Hereditary hemochromatosis is a hereditary disease that can be detected with certainty using genetic testing. If the diagnosis of sick people is too late, irreversible joint and organ damage may already have occurred. But just because you carry the pathological gene does not necessarily mean that the disease must break out. General screening for gene carriers is not yet the rule. The signs of hemochromatosis are joint discomfort and tiredness. If the blood test also reveals a problem in the iron balance, one should consider haemochromatosis and have it clarified.
Also read: Hemochromatosis or symptoms of hemochromatosis
The development of the thrombosis is always multifactorial. Important influences on the development of a thrombosis are poor mobility, reduced blood flow in the veins, severe lack of fluids and an increased tendency to thrombosis due to different blood compositions.
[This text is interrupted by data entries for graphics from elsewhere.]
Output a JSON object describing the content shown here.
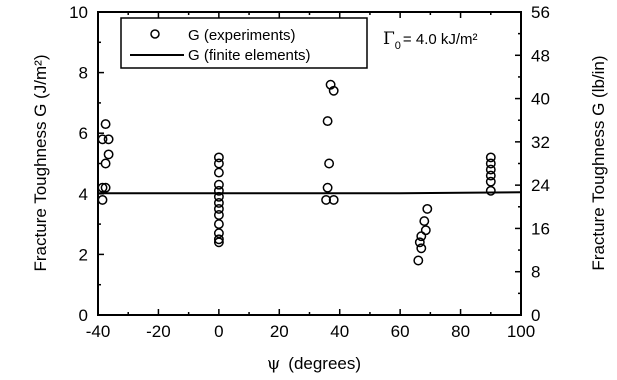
{
  "chart_data": {
    "type": "scatter",
    "xlabel_symbol": "ψ",
    "xlabel_text": "(degrees)",
    "ylabel_left": "Fracture Toughness G (J/m²)",
    "ylabel_right": "Fracture Toughness G (lb/in)",
    "xlim": [
      -40,
      100
    ],
    "ylim": [
      0,
      10
    ],
    "ylim_right": [
      0,
      56
    ],
    "x_ticks": [
      -40,
      -20,
      0,
      20,
      40,
      60,
      80,
      100
    ],
    "x_tick_labels": [
      "-40",
      "-20",
      "0",
      "20",
      "40",
      "60",
      "80",
      "100"
    ],
    "y_ticks": [
      0,
      2,
      4,
      6,
      8,
      10
    ],
    "y_tick_labels": [
      "0",
      "2",
      "4",
      "6",
      "8",
      "10"
    ],
    "y_right_ticks": [
      0,
      8,
      16,
      24,
      32,
      40,
      48,
      56
    ],
    "y_right_tick_labels": [
      "0",
      "8",
      "16",
      "24",
      "32",
      "40",
      "48",
      "56"
    ],
    "annotation": {
      "symbol": "Γ",
      "subscript": "0",
      "text": "= 4.0 kJ/m²"
    },
    "legend": {
      "position": "top-left",
      "entries": [
        "G (experiments)",
        "G (finite elements)"
      ]
    },
    "series": [
      {
        "name": "G (experiments)",
        "marker": "open-circle",
        "points": [
          [
            -37.5,
            6.3
          ],
          [
            -38.5,
            5.8
          ],
          [
            -36.5,
            5.8
          ],
          [
            -36.5,
            5.3
          ],
          [
            -37.5,
            5.0
          ],
          [
            -38.5,
            4.2
          ],
          [
            -37.5,
            4.2
          ],
          [
            -38.5,
            3.8
          ],
          [
            0,
            5.2
          ],
          [
            0,
            5.0
          ],
          [
            0,
            4.7
          ],
          [
            0,
            4.3
          ],
          [
            0,
            4.1
          ],
          [
            0,
            3.9
          ],
          [
            0,
            3.7
          ],
          [
            0,
            3.5
          ],
          [
            0,
            3.3
          ],
          [
            0,
            3.0
          ],
          [
            0,
            2.7
          ],
          [
            0,
            2.5
          ],
          [
            0,
            2.4
          ],
          [
            37,
            7.6
          ],
          [
            38,
            7.4
          ],
          [
            36,
            6.4
          ],
          [
            36.5,
            5.0
          ],
          [
            36,
            4.2
          ],
          [
            35.5,
            3.8
          ],
          [
            38,
            3.8
          ],
          [
            69,
            3.5
          ],
          [
            68,
            3.1
          ],
          [
            68.5,
            2.8
          ],
          [
            67,
            2.6
          ],
          [
            66.5,
            2.4
          ],
          [
            67,
            2.2
          ],
          [
            66,
            1.8
          ],
          [
            90,
            5.2
          ],
          [
            90,
            5.0
          ],
          [
            90,
            4.8
          ],
          [
            90,
            4.6
          ],
          [
            90,
            4.4
          ],
          [
            90,
            4.1
          ]
        ]
      },
      {
        "name": "G (finite elements)",
        "style": "solid-line",
        "points": [
          [
            -40,
            4.02
          ],
          [
            60,
            4.02
          ],
          [
            100,
            4.05
          ]
        ]
      }
    ]
  }
}
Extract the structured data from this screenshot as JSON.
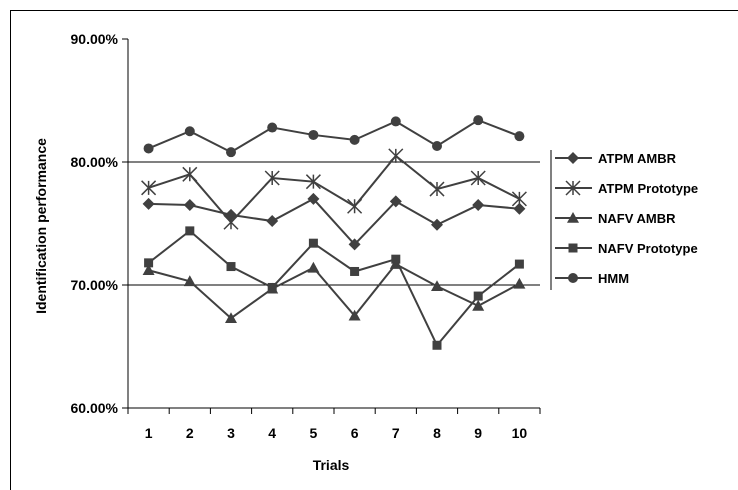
{
  "chart_data": {
    "type": "line",
    "title": "",
    "xlabel": "Trials",
    "ylabel": "Identification performance",
    "categories": [
      "1",
      "2",
      "3",
      "4",
      "5",
      "6",
      "7",
      "8",
      "9",
      "10"
    ],
    "ylim": [
      0.6,
      0.9
    ],
    "yticks": [
      {
        "value": 0.6,
        "label": "60.00%"
      },
      {
        "value": 0.7,
        "label": "70.00%"
      },
      {
        "value": 0.8,
        "label": "80.00%"
      },
      {
        "value": 0.9,
        "label": "90.00%"
      }
    ],
    "gridlines": [
      0.7,
      0.8
    ],
    "legend_position": "right",
    "line_color": "#404040",
    "series": [
      {
        "name": "ATPM AMBR",
        "marker": "diamond",
        "values": [
          0.766,
          0.765,
          0.757,
          0.752,
          0.77,
          0.733,
          0.768,
          0.749,
          0.765,
          0.762
        ]
      },
      {
        "name": "ATPM Prototype",
        "marker": "asterisk",
        "values": [
          0.779,
          0.79,
          0.751,
          0.787,
          0.784,
          0.764,
          0.805,
          0.778,
          0.787,
          0.77
        ]
      },
      {
        "name": "NAFV AMBR",
        "marker": "triangle",
        "values": [
          0.712,
          0.703,
          0.673,
          0.697,
          0.714,
          0.675,
          0.717,
          0.699,
          0.683,
          0.701
        ]
      },
      {
        "name": "NAFV Prototype",
        "marker": "square",
        "values": [
          0.718,
          0.744,
          0.715,
          0.698,
          0.734,
          0.711,
          0.721,
          0.651,
          0.691,
          0.717
        ]
      },
      {
        "name": "HMM",
        "marker": "circle",
        "values": [
          0.811,
          0.825,
          0.808,
          0.828,
          0.822,
          0.818,
          0.833,
          0.813,
          0.834,
          0.821
        ]
      }
    ]
  }
}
Numerous components in the blood that lead to a tendency to thrombosis can be changed. This also includes genetic factors that lead to increased clotting in some people.
There are various congenital disorders of the blood coagulation system that greatly increase the risk of thrombosis. The testing of:
APC resistance (factor V Leiden mutation)
The most common genetic disease with a tendency to thrombosis is APC resistance, which is triggered by a so-called “Factor V Leiden mutation”.
Mutation of protein C or S (e.g. protein S deficiency)
Anyone who suspects a hereditary disease should be clarified in case of familial accumulation or thromboses at a young age that recur or occur in atypical locations such as the arm.
Learn more at: How do I recognize a thrombosis
Depending on what exactly is to be tested, one can try to find alternative diagnostic methods for existing diseases in order to prove them. Unfortunately, there is no alternative to genetic testing if you want to find out whether you are at increased risk for a specific disease. For anything that would be a prediction, genetic testing would have to be carried out.
The other option would be to forego genetic testing. Despite family history or other risk factors, many people decide against a genetic test in order not to burden themselves psychologically with a possible diagnosis.
In general, it always makes sense to undergo preventive examinations in order to discover tumors or other diseases early on.